Dès que j’eus acheté la maison, je la mis au nom de Fabien et signai un contrat, toujours à son
nom, pour l'ancienne clinique d’accouchement, dirigée jusqu’à sa fermeture par une
demoiselle Jaccard, propriétaire du lieu, sage-femme de son état, ce qui me prit quelques
semaines. Fébrile, j’appelai mon amoureux resté à Paris. Cet appel devait être l’épreuve de
vérité dont je n’étais pas certaine de sortir gagnante : « Tu es propriétaire d'une maison en
Haute-Savoie et d'un cabinet prêt à être rapidement fonctionnel ; si tu m'aimes vraiment, alors
je t'attends ici, sinon adieu à jamais. » C’était en juillet 1977…
Dans les quelques jours qui suivirent mon appel, Fabien s’exécuta ; il prit congé des siens,
comment ? Cela restera pour moi un mystère. Il liquida ses affaires courantes, prépara son
déménagement important, pour arriver en terre savoyarde escorté de deux camions, enjoué,
apparemment très heureux. Je n’en croyais pas mes yeux : j’étais au zénith de mes aspirations,
de mes espoirs d’une nouvelle vie que j’espérais à l’avenir heureuse.
Après tous les aléas rencontrés en même pas trente ans d’existence, j’allais enfin connaître,
espérais-je, le prix du bonheur. Mes efforts promettaient de porter leurs fruits, et l’homme que
j’avais choisi d’aimer pour la vie s’y associait en m’offrant une jolie preuve d’amour : quoi de
plus beau ? Que demander de plus ? Je rêvais aussi mariage, me projetant dans un avenir de
femme rangée qui pourrait avancer sur la route d’un futur paisible, d’une existence digne et
bourgeoise. J’aurais pu pourtant choisir pourquoi pas J.L. qui, juste avant mon départ, m’avait
proposé de m’établir dans un appartement au centre de ce Paris où, pour toujours, je n’aurais
manqué de rien…
J’avais refusé sa proposition pourtant très alléchante au profit, me semblait-il, d’une vie de
femme plus conventionnelle, accompagnée d’un homme que j’aimais qui me serait dévoué,
proche de moi dans les bons et mauvais jours : la vie d’un couple traditionnel…

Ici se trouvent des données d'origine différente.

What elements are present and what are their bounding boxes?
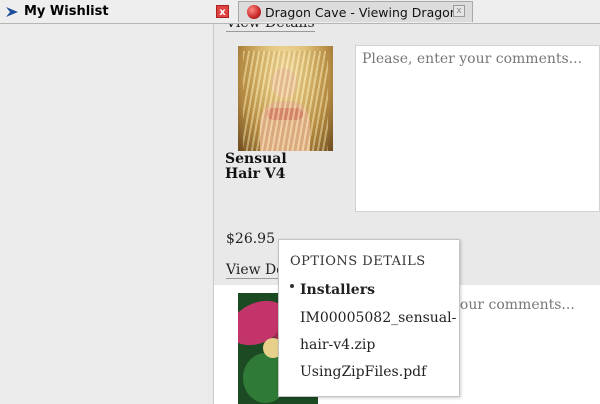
product-thumbnail[interactable]: [238, 46, 333, 151]
tab-my-wishlist[interactable]: My Wishlist: [0, 0, 236, 23]
bullet-icon: [290, 284, 294, 288]
view-details-link[interactable]: View Details: [226, 24, 315, 32]
product-title-line: Hair V4: [225, 166, 286, 182]
comment-textarea[interactable]: your comments...: [452, 297, 575, 313]
product-title-line: Sensual: [225, 151, 287, 167]
file-link[interactable]: hair-v4.zip: [300, 337, 375, 353]
popup-heading: OPTIONS DETAILS: [290, 254, 426, 269]
options-details-popup: OPTIONS DETAILS Installers IM00005082_se…: [278, 239, 460, 397]
app-logo-icon: [6, 6, 18, 17]
tab-title: Dragon Cave - Viewing Dragons: [265, 4, 465, 20]
close-icon[interactable]: x: [453, 5, 465, 17]
product-price: $26.95: [226, 231, 275, 247]
tab-dragon-cave[interactable]: Dragon Cave - Viewing Dragons x: [238, 1, 473, 22]
file-link[interactable]: UsingZipFiles.pdf: [300, 364, 426, 380]
tab-title: My Wishlist: [24, 4, 109, 19]
view-details-link[interactable]: View De: [226, 262, 285, 279]
dragon-egg-icon: [247, 5, 261, 19]
installers-label: Installers: [300, 282, 375, 298]
product-title[interactable]: Sensual Hair V4: [225, 152, 325, 182]
tab-strip: My Wishlist x Dragon Cave - Viewing Drag…: [0, 0, 600, 24]
thumbnail-hair-strands: [243, 51, 328, 151]
close-icon[interactable]: x: [216, 5, 229, 18]
sidebar-panel: [0, 24, 214, 404]
file-link[interactable]: IM00005082_sensual-: [300, 310, 456, 326]
comment-textarea[interactable]: Please, enter your comments...: [355, 45, 600, 212]
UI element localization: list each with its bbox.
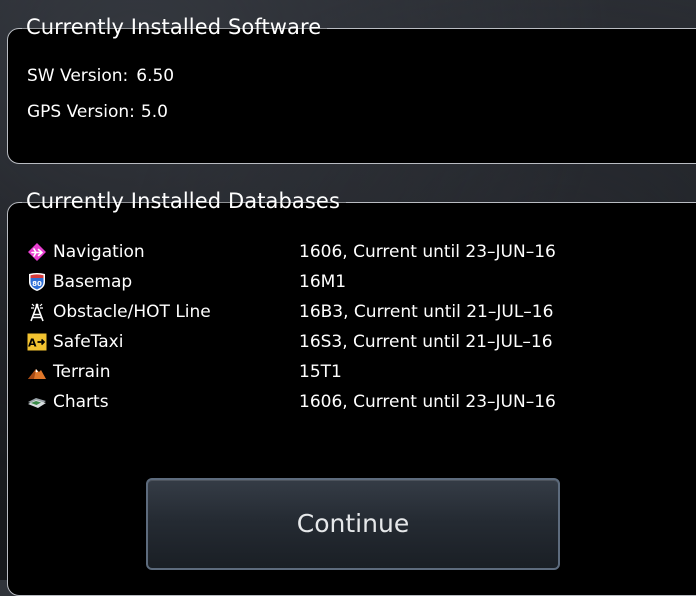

Dans le futur nid d’amour que j’avais décidé d’aménager pour Fabien et moi, tout était à
refaire. Nous avions la liberté de décider de l’affectation des pièces, de choisir les matériaux,
d’aménager sur mesure ce lieu qui nous accueillerait. Dans l’état ou j’avais acquis cette
maison, il n’était même pas question d’y dormir avant des mois. Nous nous étions donc
installés provisoirement dans l’ancienne clinique louée pour en faire le nouveau cabinet
paramédical de Fabien. Dans l’immédiat, deux pièces furent agencées en cabines de soins, la
troisième, en chambre à coucher de fortune. Cette pièce serait retransformée en bureau et
pièce d’accueil pour les patients, le jour de notre emménagement dans notre propre maison,
dès que les travaux entrepris nous le permettraient.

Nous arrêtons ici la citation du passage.